Matthew Wilcox Nov. 7, 2024, 3 p.m. UTC | #7
On Thu, Nov 07, 2024 at 01:55:52PM +0800, Yafang Shao wrote:
> > Let's suppose that someone sets read_ahead_kb to 192kB.  If the previous
> > readahead did 128kB, we now try to align that to 128kB, so we'll readahead
> > 256kB which is larger than max.  We were only intending to breach the
> > 'max' for the MADV_HUGE case, not for all cases.
> 
> In the non-MADV_HUGE case, the order can only be 0, correct?
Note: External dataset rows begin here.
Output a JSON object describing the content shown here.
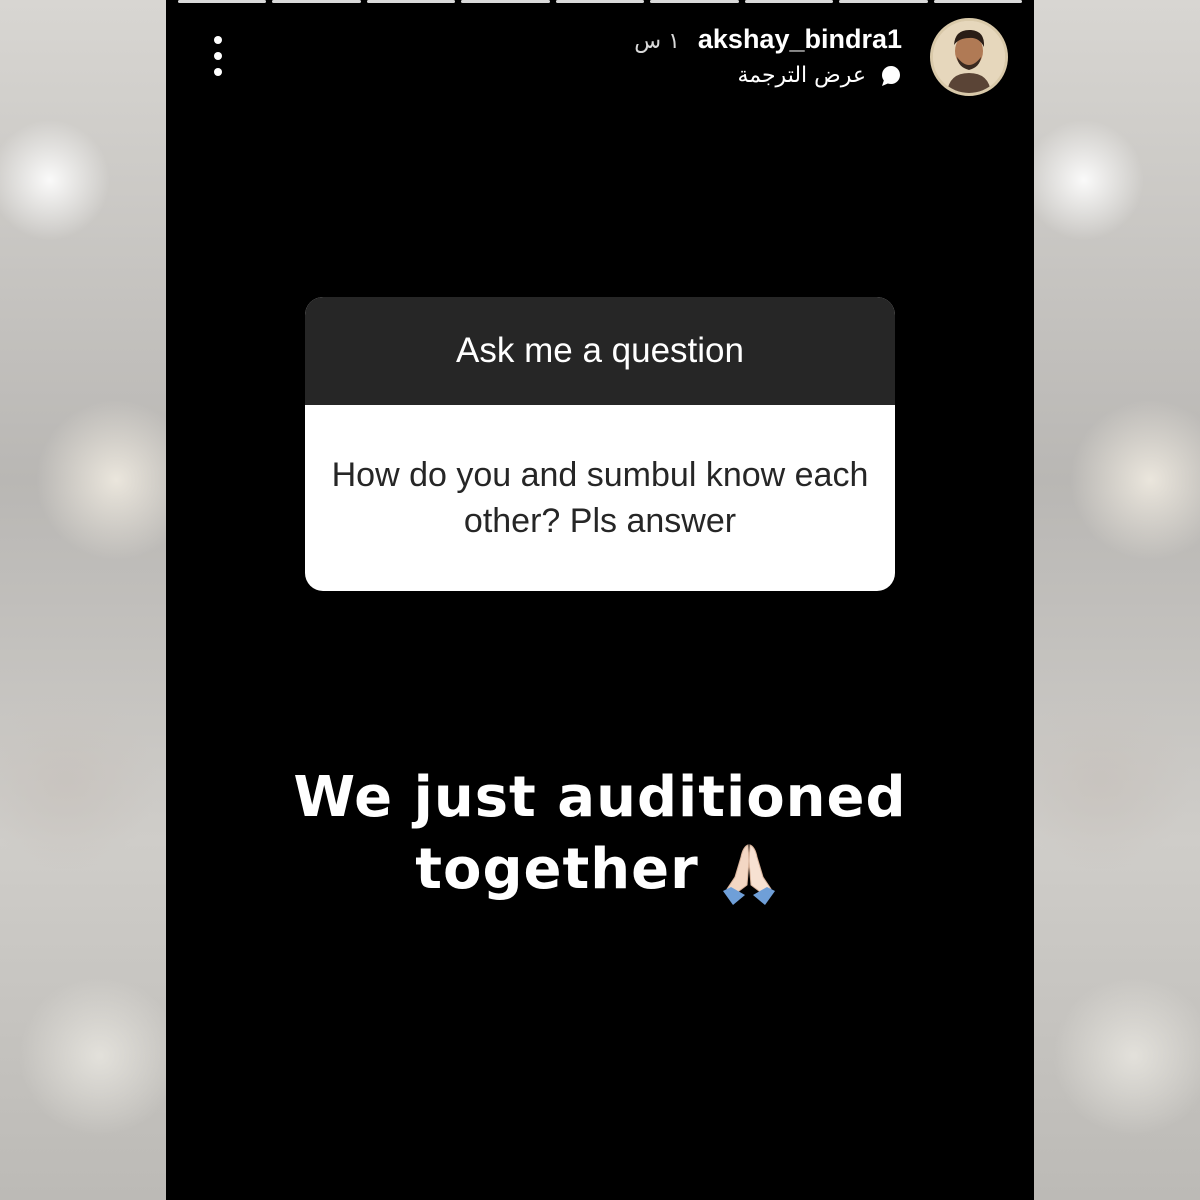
{
  "story": {
    "progress_segments": 9,
    "active_segment": 9,
    "username": "akshay_bindra1",
    "time_ago": "١ س",
    "translate_label": "عرض الترجمة",
    "avatar_icon": "profile-photo"
  },
  "question_sticker": {
    "title": "Ask me a question",
    "question": "How do you and sumbul know each other? Pls answer"
  },
  "answer": {
    "line1": "We just auditioned",
    "line2": "together",
    "emoji": "folded-hands"
  },
  "colors": {
    "story_bg": "#000000",
    "sticker_header": "#262626",
    "sticker_body": "#ffffff"
  }
}
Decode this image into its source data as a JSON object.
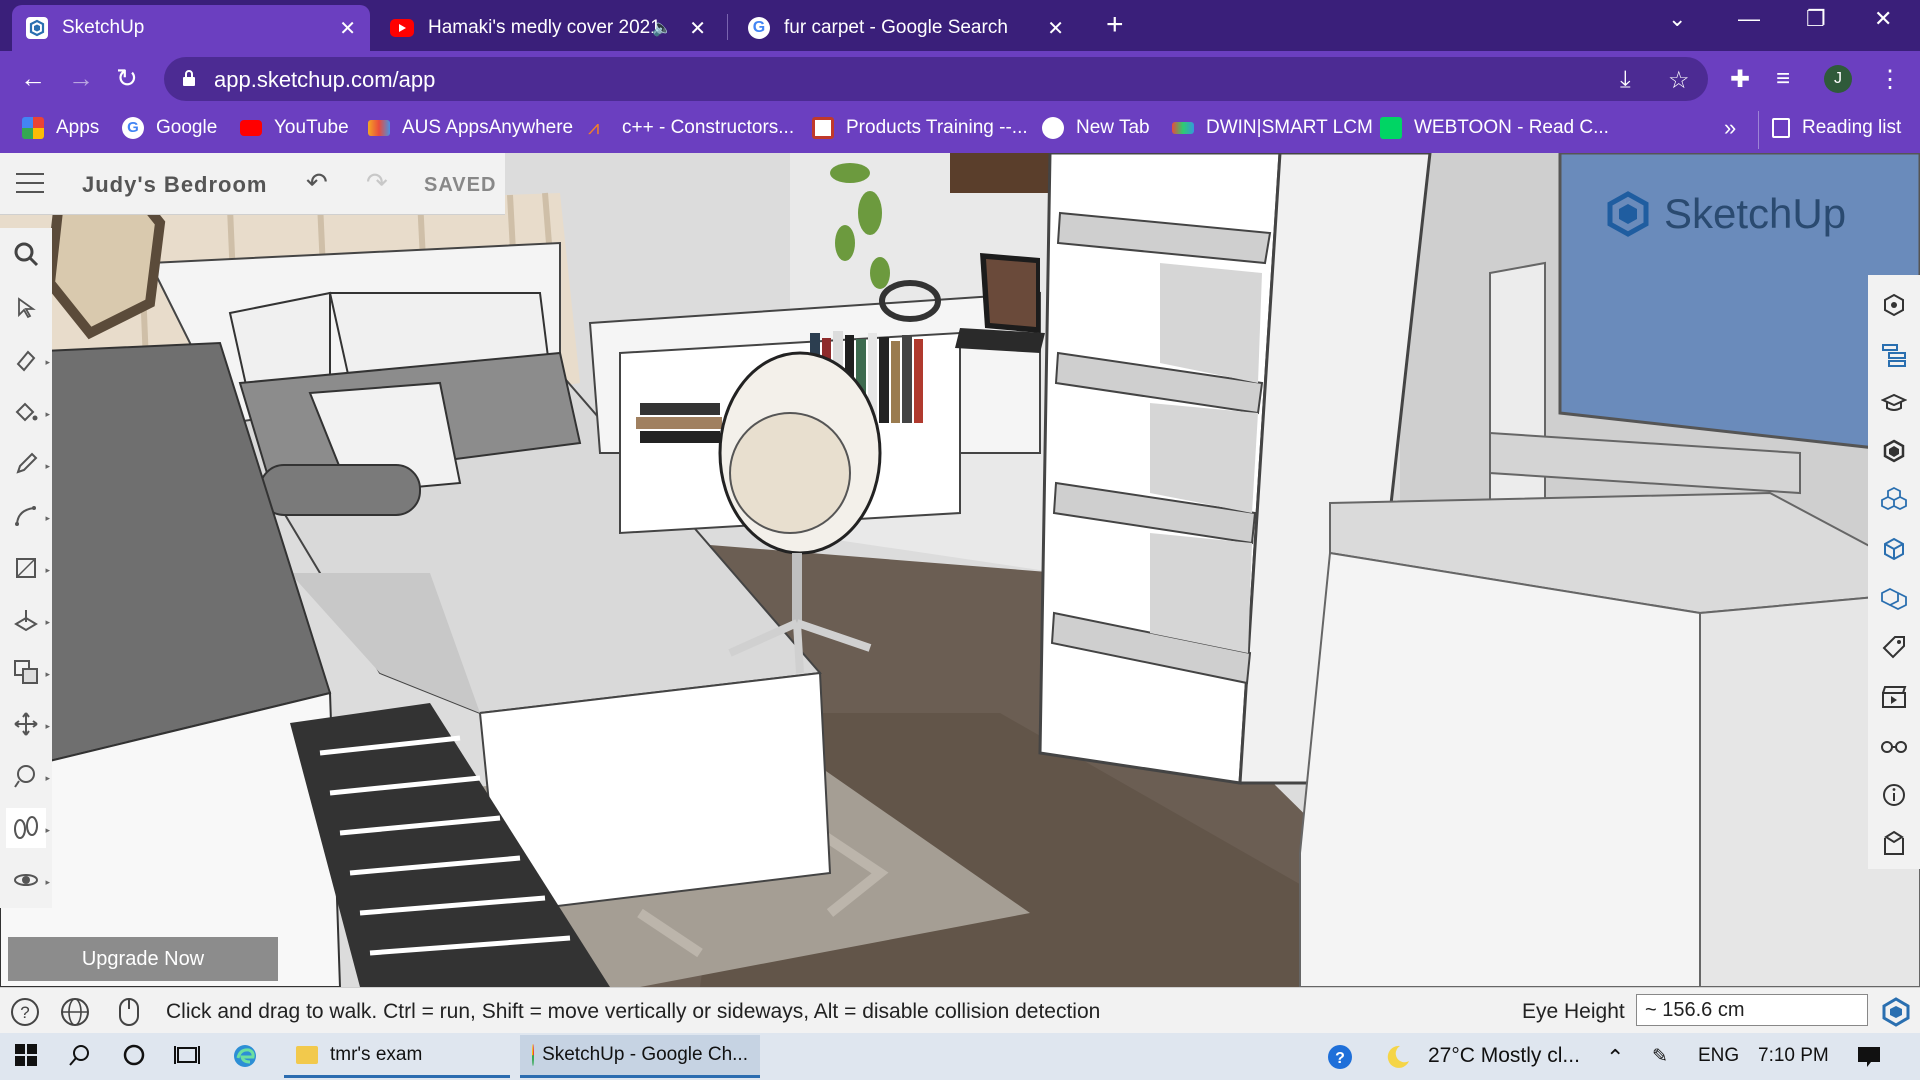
{
  "browser": {
    "tabs": [
      {
        "title": "SketchUp",
        "favicon": "sketchup-icon",
        "active": true
      },
      {
        "title": "Hamaki's medly cover 2021 |",
        "favicon": "youtube-icon",
        "muted_icon": "speaker-muted-icon"
      },
      {
        "title": "fur carpet - Google Search",
        "favicon": "google-icon"
      }
    ],
    "url": "app.sketchup.com/app",
    "profile_initial": "J",
    "bookmarks": [
      {
        "label": "Apps",
        "icon": "apps-grid-icon"
      },
      {
        "label": "Google",
        "icon": "google-icon"
      },
      {
        "label": "YouTube",
        "icon": "youtube-icon"
      },
      {
        "label": "AUS AppsAnywhere",
        "icon": "apps-anywhere-icon"
      },
      {
        "label": "c++ - Constructors...",
        "icon": "stack-overflow-icon"
      },
      {
        "label": "Products Training --...",
        "icon": "training-icon"
      },
      {
        "label": "New Tab",
        "icon": "globe-icon"
      },
      {
        "label": "DWIN|SMART LCM",
        "icon": "dwin-icon"
      },
      {
        "label": "WEBTOON - Read C...",
        "icon": "webtoon-icon"
      }
    ],
    "bookmarks_overflow": "»",
    "reading_list": "Reading list"
  },
  "app": {
    "model_title": "Judy's Bedroom",
    "save_status": "SAVED",
    "upgrade_label": "Upgrade Now",
    "logo_text": "SketchUp",
    "status_hint": "Click and drag to walk. Ctrl = run, Shift = move vertically or sideways, Alt = disable collision detection",
    "eye_height_label": "Eye Height",
    "eye_height_value": "~ 156.6 cm",
    "left_tools": [
      "search-icon",
      "select-icon",
      "eraser-icon",
      "paint-bucket-icon",
      "pencil-icon",
      "arc-icon",
      "rectangle-icon",
      "push-pull-icon",
      "offset-icon",
      "move-icon",
      "orbit-look-icon",
      "walk-icon",
      "orbit-icon"
    ],
    "active_tool": "walk-icon",
    "right_tools": [
      "entity-info-icon",
      "outliner-icon",
      "instructor-icon",
      "components-icon",
      "materials-icon",
      "styles-icon",
      "layers-icon",
      "scenes-icon",
      "animation-icon",
      "display-icon",
      "info-icon",
      "export-icon"
    ]
  },
  "taskbar": {
    "apps": [
      {
        "label": "tmr's exam",
        "icon": "folder-icon"
      },
      {
        "label": "SketchUp - Google Ch...",
        "icon": "chrome-icon"
      }
    ],
    "weather": "27°C  Mostly cl...",
    "language": "ENG",
    "time": "7:10 PM"
  },
  "colors": {
    "tabstrip": "#3a1f7a",
    "chrome": "#6b3fc0",
    "accent": "#2a6fb0"
  }
}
No.  The readahead code will use larger orders, depending on the size of
reads and how successful readahead is performing.
diff mbox series

Patch

diff --git a/mm/readahead.c b/mm/readahead.c
index 3dc6c7a128dd..9e2c6168ebfa 100644
--- a/mm/readahead.c
+++ b/mm/readahead.c
@@ -385,6 +385,8 @@  static unsigned long get_next_ra_size(struct file_ra_state *ra,
 		return 4 * cur;
 	if (cur <= max / 2)
 		return 2 * cur;
+	if (cur > max)
+		return cur;
 	return max;
 }
 
@@ -642,7 +644,7 @@  void page_cache_async_ra(struct readahead_control *ractl,
 			1UL << order);
 	if (index == expected) {
 		ra->start += ra->size;
-		ra->size = get_next_ra_size(ra, max_pages);
+		ra->size = ALIGN(get_next_ra_size(ra, max_pages), 1 << order);
 		ra->async_size = ra->size;
 		goto readit;
 	}